Ее старшему сыну Генриху минуло девять лет, погодкам Ричарду и Годфриду было по восемь и семь. Они уже вовсю рубились на своих деревянных мечах, свободно держались в седле и стреляли из лука. Порою ей казалось, что они задиристые маленькие львята, которые сполна взяли от нее и короля Генриха энергию, ум и смелость, а кроме этого — свои огненные шевелюры, на которых когда-нибудь заблестят короны.

      Снешаль учтиво поклонился и объявил, что некий рыцарь из Хартфордшира, Уильям Мелбри, просит принять его. Во время отсутствия деятельного и непоседливого Генриха Плантагенета, который в очередной раз отбыл из столицы, Алиенора была полноправной правительницей, она обладала острым умом и несгибаемым характером, уверенно решая государственные дела. Голос и облик вошедшего крестоносца показался ей знаком. Он опустился на одно колено и, немного склонив голову, прикоснулся ладонью к самому сердцу. После обмена учтивыми приветствиями королева сразу же спросила:

— Где я могла видеть вас, рыцарь Мелбри?

— Ваше Величество, мы встречались лишь однажды, в Константинополе, во время Вашего посещения Святой Земли с крестоносцами. Я был среди посланников Иерусалимского короля.

— Ну, конечно же! Рыцарь с колдовскими зелеными глазами. Некоторые из моих придворных дам еще долго вздыхали по ним. Так что же привело Вас ко мне вновь? — с улыбкой произнесла Алиенора, в удивительно молодых ее глазах плясали любопытные озорные искорки.

— Я много лет провел в Святой Земле, служа Иерусалимскому королю, но теперь единственное мое желание — быть полезным здесь. И если король Генрих примет мои клятвы, то не будет у него более верного вассала, а у Вас, несравненная Донна — более преданного рыцаря.
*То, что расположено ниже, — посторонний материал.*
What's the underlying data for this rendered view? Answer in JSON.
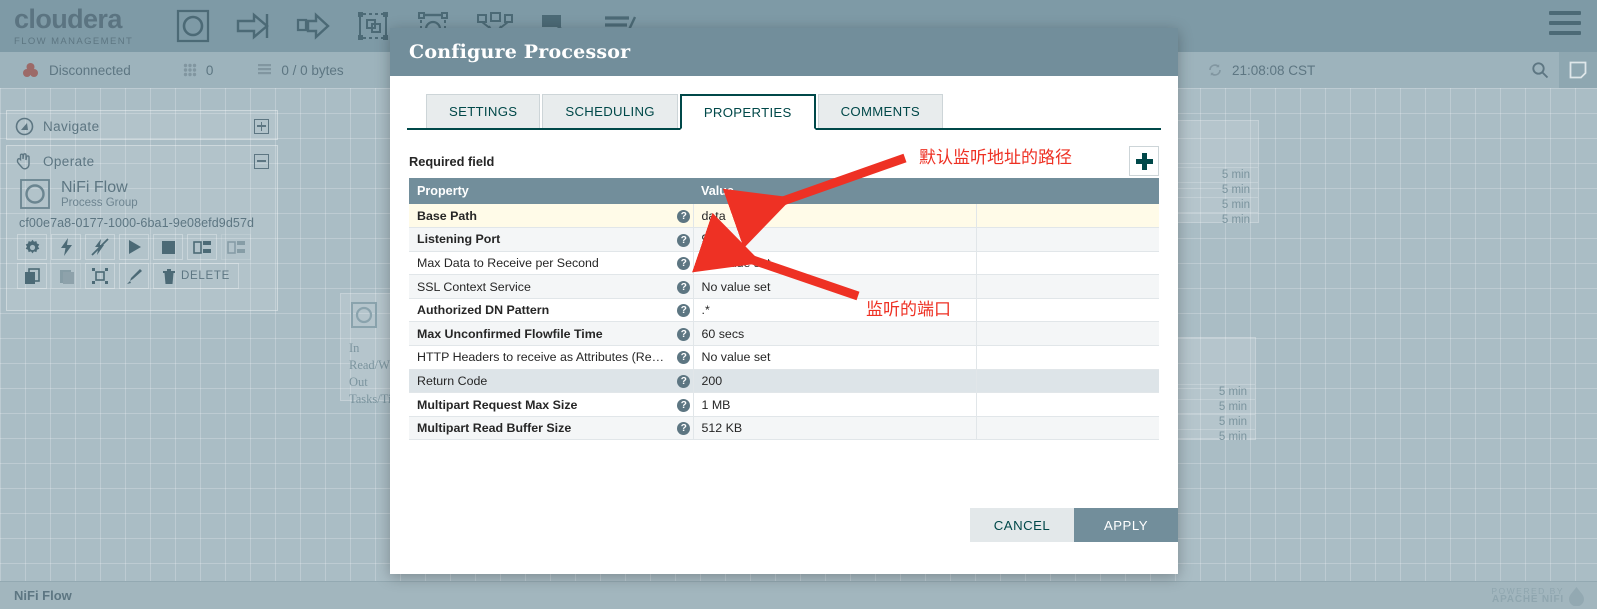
{
  "header": {
    "logo_main": "cloudera",
    "logo_sub": "FLOW MANAGEMENT",
    "toolbar_icons": [
      "processor-icon",
      "input-port-icon",
      "output-port-icon",
      "process-group-icon",
      "remote-process-group-icon",
      "funnel-icon",
      "label-icon",
      "template-icon"
    ],
    "menu_label": "hamburger-menu"
  },
  "statusbar": {
    "connection_status": "Disconnected",
    "thread_count": "0",
    "queue_size": "0 / 0 bytes",
    "clock": "21:08:08 CST",
    "search_icon": "search-icon",
    "notes_icon": "notes-icon"
  },
  "navigate_panel": {
    "title": "Navigate",
    "icon": "navigate-compass-icon",
    "toggle": "expand"
  },
  "operate_panel": {
    "title": "Operate",
    "icon": "operate-hand-icon",
    "toggle": "collapse",
    "component_name": "NiFi Flow",
    "component_type": "Process Group",
    "component_id": "cf00e7a8-0177-1000-6ba1-9e08efd9d57d",
    "actions_row1": [
      {
        "name": "configure",
        "icon": "gear-icon",
        "dim": false
      },
      {
        "name": "enable",
        "icon": "bolt-icon",
        "dim": false
      },
      {
        "name": "disable",
        "icon": "bolt-slash-icon",
        "dim": false
      },
      {
        "name": "start",
        "icon": "play-icon",
        "dim": false
      },
      {
        "name": "stop",
        "icon": "stop-icon",
        "dim": false
      },
      {
        "name": "enable-transmission",
        "icon": "transmit-icon",
        "dim": false
      },
      {
        "name": "disable-transmission",
        "icon": "transmit-off-icon",
        "dim": true
      }
    ],
    "actions_row2": [
      {
        "name": "copy",
        "icon": "copy-icon",
        "dim": false,
        "label": ""
      },
      {
        "name": "paste",
        "icon": "paste-icon",
        "dim": true,
        "label": ""
      },
      {
        "name": "group",
        "icon": "group-icon",
        "dim": false,
        "label": ""
      },
      {
        "name": "color",
        "icon": "paintbrush-icon",
        "dim": false,
        "label": ""
      },
      {
        "name": "delete",
        "icon": "trash-icon",
        "dim": false,
        "label": "DELETE"
      }
    ]
  },
  "canvas": {
    "processor_left": {
      "rows": [
        "In",
        "Read/Wr",
        "Out",
        "Tasks/Ti"
      ]
    },
    "processor_right_1": {
      "rows": [
        "5 min",
        "5 min",
        "5 min",
        "5 min"
      ]
    },
    "processor_right_2": {
      "rows": [
        "5 min",
        "5 min",
        "5 min",
        "5 min"
      ]
    }
  },
  "bottombar": {
    "breadcrumb": "NiFi Flow",
    "powered_line1": "POWERED BY",
    "powered_line2": "APACHE NIFI",
    "powered_icon": "nifi-drop-icon"
  },
  "dialog": {
    "title": "Configure Processor",
    "tabs": [
      {
        "label": "SETTINGS",
        "active": false
      },
      {
        "label": "SCHEDULING",
        "active": false
      },
      {
        "label": "PROPERTIES",
        "active": true
      },
      {
        "label": "COMMENTS",
        "active": false
      }
    ],
    "required_field_label": "Required field",
    "add_property_icon": "plus-icon",
    "columns": [
      "Property",
      "Value"
    ],
    "rows": [
      {
        "name": "Base Path",
        "value": "data",
        "empty": false,
        "required": true,
        "style": "highlight",
        "help": "?"
      },
      {
        "name": "Listening Port",
        "value": "9999",
        "empty": false,
        "required": true,
        "style": "stripe",
        "help": "?"
      },
      {
        "name": "Max Data to Receive per Second",
        "value": "No value set",
        "empty": true,
        "required": false,
        "style": "white",
        "help": "?"
      },
      {
        "name": "SSL Context Service",
        "value": "No value set",
        "empty": true,
        "required": false,
        "style": "stripe",
        "help": "?"
      },
      {
        "name": "Authorized DN Pattern",
        "value": ".*",
        "empty": false,
        "required": true,
        "style": "white",
        "help": "?"
      },
      {
        "name": "Max Unconfirmed Flowfile Time",
        "value": "60 secs",
        "empty": false,
        "required": true,
        "style": "stripe",
        "help": "?"
      },
      {
        "name": "HTTP Headers to receive as Attributes (Reg…",
        "value": "No value set",
        "empty": true,
        "required": false,
        "style": "white",
        "help": "?"
      },
      {
        "name": "Return Code",
        "value": "200",
        "empty": false,
        "required": false,
        "style": "selected",
        "help": "?"
      },
      {
        "name": "Multipart Request Max Size",
        "value": "1 MB",
        "empty": false,
        "required": true,
        "style": "white",
        "help": "?"
      },
      {
        "name": "Multipart Read Buffer Size",
        "value": "512 KB",
        "empty": false,
        "required": true,
        "style": "stripe",
        "help": "?"
      }
    ],
    "cancel_label": "CANCEL",
    "apply_label": "APPLY"
  },
  "annotations": [
    {
      "text": "默认监听地址的路径",
      "target": "Base Path value"
    },
    {
      "text": "监听的端口",
      "target": "Listening Port value"
    }
  ],
  "colors": {
    "header_bg": "#7e9aa6",
    "canvas_bg": "#aabdc5",
    "dialog_header": "#728e9b",
    "table_header": "#728e9b",
    "accent_dark": "#004849",
    "annotation_red": "#ee3124",
    "required_row": "#fffbe8",
    "selected_row": "#dde4e8",
    "apply_button": "#728e9b"
  }
}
      Королева чуть наклонила голову, внимательно изучая статного широкоплечего крестоносца, так напоминавшего ей того, кто тронул ее юное сердце много лет назад и навсегда остался первой, самой печальной и трогательной любовью. Человека, в которого она влюбилась еще пятнадцатилетней девчонкой, жестоко убили у нее на глазах. Самая завидная невеста Франции, опекуном которой был Людовик VI, не была парой для простого рыцаря. Алиенора отогнала грустные воспоминания, не позволяя им разъедать свою душу, и сказала, полоснув строгим взглядом оживившихся придворных дам, едва слышно перешептывавшихся по углам:

— Что же, Уильям Мелбри, мне всегда верилось, что на земле еще рождаются доблестные Паладины, подобные тем, что сидели когда-то за Круглым Столом короля Артура. Полагаю, мы найдем в Вас нового Персиваля или Ланселота. Я поговорю с Его Величеством по его возвращении. Но Вы, должно быть, знаете, что рыцарь моего окружения помимо войны должен знать законы "Fin Amor". Жители туманных берегов Темзы отважны, способны, не дрогнув, встретиться лицом к лицу с самой грозной опасностью и совершить любой подвиг, но истинным рыцарем воина делает искусство любезно говорить с дамами о любви. Так считал мой дед герцог Гийом Аквитанский, величайший рыцарь-трубадур своего времени. Что вы скажете на это? — в тоне королевы и ее изысканных речах слышался вызов. Она смотрела на него пристально, испытующе, не давая права на раздумья и сомнения. Такая искушенная в куртуазном обращении женщина вряд ли удовлетворится заурядным ответом.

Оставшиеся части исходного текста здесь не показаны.